Nelson spoke at a “Listening to the Land” lecture sponsored by the Necanicum Watershed Council in Seaside March 21.

“The native Americans knew about the marbled murrelets, they knew where they nested,” Nelson said. “They knew about the beautiful dance they do in courtship where they put their bills up in the air and swim across the water and they dive under the water and come up together.”

But nobody thought to ask the Native Americans about the bird that nests deep in forests and forages for prey at the ocean’s edge.

“The Tlinget tribe revered the marbled murrelet. They wouldn’t eat the murrelet because they thought they were so special and mysterious,” Nelson said.

In the early 1900s, ornithologists still wondered where the murrelets nested. In the 1970s, the National Audubon Society offered $100 to the first person to find a marbled murrelet nest. That occurred in 1974 when a tree climber found a nest in a Douglas fir tree in California’s Big Basin Redwoods State Park.

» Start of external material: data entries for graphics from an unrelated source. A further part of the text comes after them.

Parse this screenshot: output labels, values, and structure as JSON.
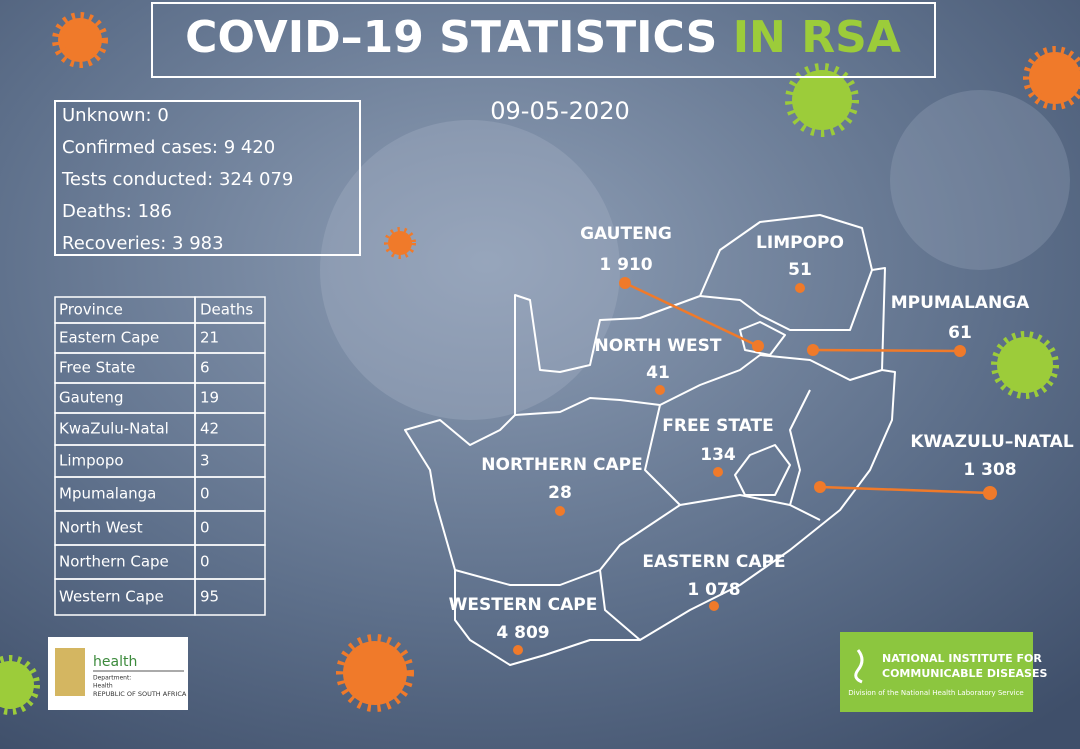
{
  "title": {
    "main": "COVID–19 STATISTICS",
    "highlight": "IN RSA"
  },
  "date": "09-05-2020",
  "summary": [
    "Unknown: 0",
    "Confirmed cases: 9 420",
    "Tests conducted: 324 079",
    "Deaths: 186",
    "Recoveries:  3 983"
  ],
  "table": {
    "header": [
      "Province",
      "Deaths"
    ],
    "rows": [
      [
        "Eastern Cape",
        "21"
      ],
      [
        "Free State",
        "6"
      ],
      [
        "Gauteng",
        "19"
      ],
      [
        "KwaZulu-Natal",
        "42"
      ],
      [
        "Limpopo",
        "3"
      ],
      [
        "Mpumalanga",
        "0"
      ],
      [
        "North West",
        "0"
      ],
      [
        "Northern Cape",
        "0"
      ],
      [
        "Western Cape",
        "95"
      ]
    ]
  },
  "map": {
    "provinces": [
      {
        "name": "GAUTENG",
        "cases": "1 910"
      },
      {
        "name": "LIMPOPO",
        "cases": "51"
      },
      {
        "name": "MPUMALANGA",
        "cases": "61"
      },
      {
        "name": "NORTH WEST",
        "cases": "41"
      },
      {
        "name": "FREE STATE",
        "cases": "134"
      },
      {
        "name": "KWAZULU–NATAL",
        "cases": "1 308"
      },
      {
        "name": "NORTHERN CAPE",
        "cases": "28"
      },
      {
        "name": "EASTERN CAPE",
        "cases": "1 078"
      },
      {
        "name": "WESTERN CAPE",
        "cases": "4 809"
      }
    ]
  },
  "logos": {
    "health": {
      "name": "health",
      "lines": [
        "Department:",
        "Health",
        "REPUBLIC OF SOUTH AFRICA"
      ]
    },
    "nicd": {
      "lines": [
        "NATIONAL INSTITUTE FOR",
        "COMMUNICABLE DISEASES"
      ],
      "subtitle": "Division of the National Health Laboratory Service"
    }
  }
}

It wasn’t until 1990 that the first nest in Oregon was discovered. There are about 70 known murrelet nests in Oregon, Nelson said.

Formerly listed as a “threatened” species, marbled murrelets recently were relisted as “endangered” in Washington, Oregon and California.

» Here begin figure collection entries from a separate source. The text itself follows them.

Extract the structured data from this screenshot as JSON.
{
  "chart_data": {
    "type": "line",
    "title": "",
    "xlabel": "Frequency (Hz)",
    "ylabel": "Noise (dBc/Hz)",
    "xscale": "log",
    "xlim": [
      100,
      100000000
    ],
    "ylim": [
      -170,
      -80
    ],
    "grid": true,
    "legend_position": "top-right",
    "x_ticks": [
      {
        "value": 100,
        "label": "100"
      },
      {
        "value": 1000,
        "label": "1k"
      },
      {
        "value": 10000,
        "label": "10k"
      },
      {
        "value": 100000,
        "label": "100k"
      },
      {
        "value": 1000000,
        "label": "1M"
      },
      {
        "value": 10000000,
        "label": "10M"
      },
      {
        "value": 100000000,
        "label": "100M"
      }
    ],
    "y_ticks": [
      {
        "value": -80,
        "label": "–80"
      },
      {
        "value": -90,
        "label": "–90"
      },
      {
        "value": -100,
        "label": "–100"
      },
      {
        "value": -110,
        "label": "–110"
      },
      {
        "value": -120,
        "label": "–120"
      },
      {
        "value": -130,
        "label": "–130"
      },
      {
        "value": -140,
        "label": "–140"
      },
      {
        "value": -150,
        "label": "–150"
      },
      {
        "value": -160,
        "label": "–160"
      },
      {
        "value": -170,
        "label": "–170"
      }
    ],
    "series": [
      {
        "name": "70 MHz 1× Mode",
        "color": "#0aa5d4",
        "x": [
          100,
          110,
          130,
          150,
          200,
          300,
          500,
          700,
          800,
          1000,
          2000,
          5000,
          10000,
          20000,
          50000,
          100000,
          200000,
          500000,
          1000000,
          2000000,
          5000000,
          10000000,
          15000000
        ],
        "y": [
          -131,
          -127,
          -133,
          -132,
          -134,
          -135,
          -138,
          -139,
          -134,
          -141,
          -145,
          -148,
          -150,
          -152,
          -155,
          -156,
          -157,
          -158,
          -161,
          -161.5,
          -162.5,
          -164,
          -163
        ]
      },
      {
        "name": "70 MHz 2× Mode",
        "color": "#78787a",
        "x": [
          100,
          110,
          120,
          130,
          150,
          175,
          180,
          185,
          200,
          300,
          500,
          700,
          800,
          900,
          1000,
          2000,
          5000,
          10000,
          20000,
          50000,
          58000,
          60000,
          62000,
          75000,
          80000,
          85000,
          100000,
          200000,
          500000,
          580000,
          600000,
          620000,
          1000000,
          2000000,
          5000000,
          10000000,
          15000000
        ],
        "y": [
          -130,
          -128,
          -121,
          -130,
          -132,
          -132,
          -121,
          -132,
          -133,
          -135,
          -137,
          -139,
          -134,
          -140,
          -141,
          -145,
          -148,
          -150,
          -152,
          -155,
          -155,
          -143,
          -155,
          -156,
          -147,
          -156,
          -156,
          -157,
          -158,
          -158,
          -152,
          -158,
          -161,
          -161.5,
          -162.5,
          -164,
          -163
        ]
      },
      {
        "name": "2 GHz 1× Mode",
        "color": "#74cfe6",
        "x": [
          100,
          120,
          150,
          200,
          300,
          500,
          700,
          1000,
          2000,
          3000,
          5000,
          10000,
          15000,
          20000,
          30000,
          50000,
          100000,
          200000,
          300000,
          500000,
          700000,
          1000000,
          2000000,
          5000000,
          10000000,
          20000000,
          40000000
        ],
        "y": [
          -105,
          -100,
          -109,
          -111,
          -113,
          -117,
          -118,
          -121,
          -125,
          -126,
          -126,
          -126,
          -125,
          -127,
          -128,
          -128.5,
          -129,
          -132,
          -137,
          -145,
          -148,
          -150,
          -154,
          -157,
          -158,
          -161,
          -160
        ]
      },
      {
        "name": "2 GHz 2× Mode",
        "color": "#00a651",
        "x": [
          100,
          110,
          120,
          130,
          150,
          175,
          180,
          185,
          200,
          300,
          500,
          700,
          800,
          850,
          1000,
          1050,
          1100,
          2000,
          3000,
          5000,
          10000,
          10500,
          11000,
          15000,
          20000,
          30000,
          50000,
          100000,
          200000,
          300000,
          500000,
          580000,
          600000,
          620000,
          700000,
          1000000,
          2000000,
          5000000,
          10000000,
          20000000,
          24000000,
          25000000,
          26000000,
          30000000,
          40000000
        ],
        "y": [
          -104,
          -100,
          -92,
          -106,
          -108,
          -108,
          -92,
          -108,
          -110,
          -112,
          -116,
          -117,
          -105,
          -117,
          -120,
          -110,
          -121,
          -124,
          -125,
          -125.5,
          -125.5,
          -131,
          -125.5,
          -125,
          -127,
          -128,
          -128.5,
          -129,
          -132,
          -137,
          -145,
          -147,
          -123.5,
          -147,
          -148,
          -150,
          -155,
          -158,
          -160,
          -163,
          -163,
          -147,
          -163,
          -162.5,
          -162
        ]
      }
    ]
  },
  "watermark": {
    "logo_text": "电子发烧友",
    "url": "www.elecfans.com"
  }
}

Although they can live for 15 to 20 years, they have a low reproductive rate, Nelson said. They don’t breed until they are 2 or 3 years old, and they don’t breed every year. When they do breed, they lay only one egg between April and July, and if that egg fails, they won’t always renest. They often return to the same forest stand during breeding season every year.

The birds, which fly between two ecosystems — forest, where they lay their eggs on large tree limbs, and marine environments, where they feed in shallow water — are experiencing a decline in the habitat they depend on for survival because the old-growth buffer they need is disappearing, Nelson said. As a result, 70 percent of nests fail annually, she added, and chicks aren’t surviving the fledge from the nests. If they do fledge, they aren’t surviving at sea until they’re old enough to breed.

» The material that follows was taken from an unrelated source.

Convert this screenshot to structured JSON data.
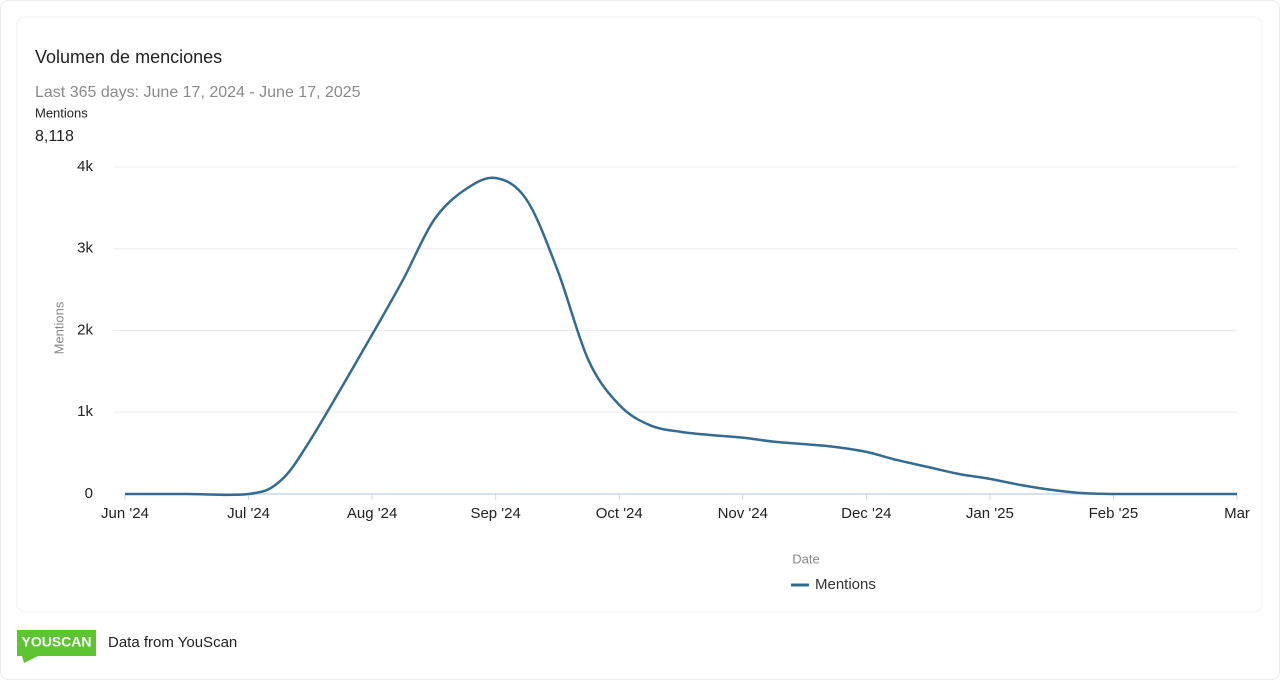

One potential method of reversing the decline of failed nests could be preserving a larger buffer of trees between clear cuts and older forests where the birds nest, Nelson said. The larger buffer may prevent predator birds, such as stellar jays, American crows and common ravens from reaching the nests, she said.

Because murrelets are finding less suitable food in the ocean due to predators, over-fishing and warmer temperatures, Oregon’s five marine reserves will be “great” for the birds, she said. They will find prey in the reserves, which are either closed to fishing or allow only limited fishing. The reserves will be “nurseries for the fish,” she added.

“What murrelets need is dependable, abundant prey, right where their nest sites are,” Nelson said. “So they don’t have to fly up and down the coast; they can fly straight out from their nests and find their prey.”

The Cape Falcon Marine Reserve, near Oswald State Park, will support a known murrelet nest in the park, Nelson said.

“As the (marine reserves) are there longer and longer, we can look at the impact, and from what it’s shown so far, it can only be beneficial for the murrelets,” Nelson said.